Yes, well, those lines are now wrong, aren’t they? We need display ops in there. Of course I’m not just loving the fact that this code is going to run the crawl, but it should be harmless.

        _:test("floater initialize", function()
            local co = CombatOperation(nil,nil)
            local lines = { co:display("Message 1"), co:display("Message 2"), co:display("Message 3"), co:display("Message 4"), co:display("Message 5") }
...

Now that one runs. Probably the other is similar. Yes. Easily fixed. Commit: monster gets a whack at Princess after Princess attacks.

It’s 1006. Let’s sum up and print this baby.

Summary

Today’s rather simple bit of code answers a couple of important concerns. First, we’ve shown that we can initiate a counter-attack from inside an attack, and second, we’ve shown that we can keep it from issuing another counter-counter-attack after that.

I wish I had thought of the word “counter-attack” when I was doing this. In fact, it’s so good I’m tempted to put it in now.

function CombatOperation:attemptHit()
    local result = {}
    local msg = string.format("%s whacks %s!", self.attacker:name(), self.defender:name())
    table.insert(result, self:display(msg) )
    self:counterAttack(result)
    return result
end

function CombatOperation:counterAttack(result)
    if not self.repeats then return result end
    local co = CombatOperation(self.defender, self.attacker)
    co:noRepeats()
    local ops = co:attack()
    table.move(ops,1,#ops, #result+1,result)
end

Commit: rename otherTurn to counterAttack.

Now, as I was saying, these two things turned out to be simple and easy, but they are significant, and give me a lot more confidence that this CombatOperation notion will carry the necessary weight. We have more to do, of course, but I’m feeling better about it than I have about the other angles.

Sometimes it takes a while to get things in decent shape. We’ve spent perhaps five quarter- to half-days on this. Certainly less than a week of work, and we’ve had running code to ship every day, almost always better than the day before.

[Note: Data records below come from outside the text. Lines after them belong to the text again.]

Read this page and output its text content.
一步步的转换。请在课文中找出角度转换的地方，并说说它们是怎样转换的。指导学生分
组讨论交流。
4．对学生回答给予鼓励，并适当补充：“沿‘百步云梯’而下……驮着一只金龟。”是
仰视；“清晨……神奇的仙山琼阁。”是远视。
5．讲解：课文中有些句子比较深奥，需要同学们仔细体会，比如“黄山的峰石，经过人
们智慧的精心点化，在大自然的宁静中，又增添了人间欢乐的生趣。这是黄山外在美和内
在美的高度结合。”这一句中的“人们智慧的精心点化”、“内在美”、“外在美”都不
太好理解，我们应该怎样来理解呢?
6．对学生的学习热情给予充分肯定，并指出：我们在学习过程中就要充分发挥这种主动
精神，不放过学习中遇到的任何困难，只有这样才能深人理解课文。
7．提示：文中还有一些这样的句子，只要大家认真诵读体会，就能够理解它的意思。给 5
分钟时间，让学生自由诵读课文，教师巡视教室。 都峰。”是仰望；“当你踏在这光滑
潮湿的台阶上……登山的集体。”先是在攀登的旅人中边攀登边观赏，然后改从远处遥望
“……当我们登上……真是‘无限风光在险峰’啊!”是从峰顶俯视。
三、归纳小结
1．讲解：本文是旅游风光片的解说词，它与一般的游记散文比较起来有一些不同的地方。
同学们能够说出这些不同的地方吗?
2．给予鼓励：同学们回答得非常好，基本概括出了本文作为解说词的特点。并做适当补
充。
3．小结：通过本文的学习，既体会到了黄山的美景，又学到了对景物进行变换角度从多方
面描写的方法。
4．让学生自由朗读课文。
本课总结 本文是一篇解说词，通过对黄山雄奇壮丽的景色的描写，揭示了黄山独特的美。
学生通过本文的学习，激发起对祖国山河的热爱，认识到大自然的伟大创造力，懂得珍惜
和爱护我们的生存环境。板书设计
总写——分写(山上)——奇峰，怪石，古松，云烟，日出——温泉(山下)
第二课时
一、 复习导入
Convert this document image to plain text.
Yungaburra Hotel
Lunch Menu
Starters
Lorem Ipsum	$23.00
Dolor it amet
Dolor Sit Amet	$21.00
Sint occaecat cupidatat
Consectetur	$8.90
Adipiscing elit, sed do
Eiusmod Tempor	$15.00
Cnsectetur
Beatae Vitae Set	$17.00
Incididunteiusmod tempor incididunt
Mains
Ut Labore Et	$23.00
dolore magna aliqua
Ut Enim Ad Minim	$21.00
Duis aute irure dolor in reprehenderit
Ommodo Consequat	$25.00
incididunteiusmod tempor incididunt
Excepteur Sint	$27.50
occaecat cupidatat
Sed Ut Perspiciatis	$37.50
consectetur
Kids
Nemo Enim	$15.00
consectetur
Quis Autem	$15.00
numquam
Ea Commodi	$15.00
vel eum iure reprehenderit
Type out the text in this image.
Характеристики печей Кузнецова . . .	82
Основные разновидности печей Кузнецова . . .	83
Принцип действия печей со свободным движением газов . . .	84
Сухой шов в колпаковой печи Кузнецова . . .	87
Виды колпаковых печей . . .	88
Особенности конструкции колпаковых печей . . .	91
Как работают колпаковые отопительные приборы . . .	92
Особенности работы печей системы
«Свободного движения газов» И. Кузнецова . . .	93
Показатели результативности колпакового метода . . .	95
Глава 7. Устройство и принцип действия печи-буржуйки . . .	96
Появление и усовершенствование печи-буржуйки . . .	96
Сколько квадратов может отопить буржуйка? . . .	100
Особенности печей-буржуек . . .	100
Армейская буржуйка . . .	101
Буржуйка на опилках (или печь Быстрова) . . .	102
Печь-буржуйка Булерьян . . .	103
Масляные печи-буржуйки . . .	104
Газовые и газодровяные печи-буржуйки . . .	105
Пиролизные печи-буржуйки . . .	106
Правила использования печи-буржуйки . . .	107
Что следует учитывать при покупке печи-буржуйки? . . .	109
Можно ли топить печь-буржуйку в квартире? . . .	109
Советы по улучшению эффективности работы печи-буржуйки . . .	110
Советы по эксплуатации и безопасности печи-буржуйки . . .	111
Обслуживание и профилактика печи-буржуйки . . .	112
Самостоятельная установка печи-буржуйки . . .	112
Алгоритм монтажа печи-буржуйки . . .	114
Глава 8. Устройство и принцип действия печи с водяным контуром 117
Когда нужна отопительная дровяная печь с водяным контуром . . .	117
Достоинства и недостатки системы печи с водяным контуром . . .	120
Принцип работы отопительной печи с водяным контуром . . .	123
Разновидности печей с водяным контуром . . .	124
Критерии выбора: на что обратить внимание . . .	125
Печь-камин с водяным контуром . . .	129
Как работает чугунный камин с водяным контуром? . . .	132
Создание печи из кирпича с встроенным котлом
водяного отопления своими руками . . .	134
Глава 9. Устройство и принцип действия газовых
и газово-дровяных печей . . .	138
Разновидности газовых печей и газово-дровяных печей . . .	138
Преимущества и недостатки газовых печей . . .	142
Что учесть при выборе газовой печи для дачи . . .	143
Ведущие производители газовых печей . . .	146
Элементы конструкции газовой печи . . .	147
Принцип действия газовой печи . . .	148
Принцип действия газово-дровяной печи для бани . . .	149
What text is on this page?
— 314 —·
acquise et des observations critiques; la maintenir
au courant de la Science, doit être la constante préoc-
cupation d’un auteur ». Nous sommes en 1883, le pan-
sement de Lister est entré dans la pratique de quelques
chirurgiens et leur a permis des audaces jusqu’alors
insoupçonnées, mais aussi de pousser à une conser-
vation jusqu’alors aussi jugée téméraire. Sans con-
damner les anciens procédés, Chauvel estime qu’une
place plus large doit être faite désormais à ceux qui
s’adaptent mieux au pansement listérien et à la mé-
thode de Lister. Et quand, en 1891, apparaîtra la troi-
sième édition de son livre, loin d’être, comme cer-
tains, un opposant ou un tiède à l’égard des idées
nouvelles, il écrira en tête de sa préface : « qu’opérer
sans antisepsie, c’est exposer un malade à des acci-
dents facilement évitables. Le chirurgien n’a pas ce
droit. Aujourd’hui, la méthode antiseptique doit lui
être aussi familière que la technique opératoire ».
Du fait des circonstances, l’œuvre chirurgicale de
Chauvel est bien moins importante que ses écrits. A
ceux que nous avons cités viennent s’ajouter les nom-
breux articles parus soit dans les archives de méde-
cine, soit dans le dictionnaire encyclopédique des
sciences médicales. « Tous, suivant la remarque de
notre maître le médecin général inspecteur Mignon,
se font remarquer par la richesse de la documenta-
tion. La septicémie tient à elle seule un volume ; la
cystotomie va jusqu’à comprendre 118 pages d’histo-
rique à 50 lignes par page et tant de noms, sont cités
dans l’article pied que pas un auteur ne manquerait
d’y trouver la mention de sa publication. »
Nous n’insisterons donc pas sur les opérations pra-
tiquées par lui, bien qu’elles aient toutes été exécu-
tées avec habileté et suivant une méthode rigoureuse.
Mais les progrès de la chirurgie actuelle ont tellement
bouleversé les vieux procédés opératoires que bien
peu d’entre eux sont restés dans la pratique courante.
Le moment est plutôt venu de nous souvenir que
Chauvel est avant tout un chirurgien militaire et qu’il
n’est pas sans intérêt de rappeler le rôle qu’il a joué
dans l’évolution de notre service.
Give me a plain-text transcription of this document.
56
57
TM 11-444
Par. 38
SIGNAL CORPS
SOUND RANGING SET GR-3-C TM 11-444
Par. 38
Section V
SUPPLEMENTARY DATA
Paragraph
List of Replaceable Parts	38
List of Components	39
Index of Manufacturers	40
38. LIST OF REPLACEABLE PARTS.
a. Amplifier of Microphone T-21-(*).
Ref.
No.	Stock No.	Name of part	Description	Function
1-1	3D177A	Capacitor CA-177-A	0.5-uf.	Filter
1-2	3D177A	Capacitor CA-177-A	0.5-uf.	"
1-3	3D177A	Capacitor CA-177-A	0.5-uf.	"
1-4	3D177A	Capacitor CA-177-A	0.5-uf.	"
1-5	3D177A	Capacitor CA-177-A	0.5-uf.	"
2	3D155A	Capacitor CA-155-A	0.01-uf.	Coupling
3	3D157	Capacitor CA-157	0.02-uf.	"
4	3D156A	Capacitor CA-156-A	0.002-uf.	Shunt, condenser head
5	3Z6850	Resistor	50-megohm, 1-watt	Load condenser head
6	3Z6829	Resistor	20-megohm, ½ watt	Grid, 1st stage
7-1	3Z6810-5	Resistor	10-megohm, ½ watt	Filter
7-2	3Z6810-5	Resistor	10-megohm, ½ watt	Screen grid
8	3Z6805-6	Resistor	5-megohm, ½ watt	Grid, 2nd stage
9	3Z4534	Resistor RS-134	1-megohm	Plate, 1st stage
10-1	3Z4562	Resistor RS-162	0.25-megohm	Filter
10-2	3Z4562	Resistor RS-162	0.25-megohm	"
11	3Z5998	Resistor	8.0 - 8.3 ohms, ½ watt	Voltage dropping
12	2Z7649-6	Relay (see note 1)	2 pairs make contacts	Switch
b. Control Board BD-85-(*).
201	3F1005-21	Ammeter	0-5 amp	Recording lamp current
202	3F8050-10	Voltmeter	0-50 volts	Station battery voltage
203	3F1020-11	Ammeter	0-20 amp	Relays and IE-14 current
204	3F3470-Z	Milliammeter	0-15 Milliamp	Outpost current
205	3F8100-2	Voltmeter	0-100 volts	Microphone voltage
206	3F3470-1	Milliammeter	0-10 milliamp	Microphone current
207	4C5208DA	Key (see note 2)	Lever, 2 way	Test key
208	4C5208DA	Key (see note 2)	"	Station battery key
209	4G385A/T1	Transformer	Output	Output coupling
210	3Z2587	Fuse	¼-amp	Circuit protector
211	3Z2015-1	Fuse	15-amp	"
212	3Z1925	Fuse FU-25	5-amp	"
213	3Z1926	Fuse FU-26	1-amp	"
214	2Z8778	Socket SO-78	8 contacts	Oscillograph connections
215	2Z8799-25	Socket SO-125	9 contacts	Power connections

I’m feeling good. Great time to stop and relax, while Jekyll gins up the web site.

See you next time!


D2.zip


  1. Seriously, as I understand it. We don’t always know exactly what we’ve created. There are many ways of seeing the structure and meaning of code. One of them is the one we had in mind when we wrote it, but there are others.

  2. A deque, pronounced “deck” by the in crowd, is a double-ended queue. In principle it allows addition or removal at either end. In our usage today, we remove from one end and add to the other, which makes it arguably a FIFO.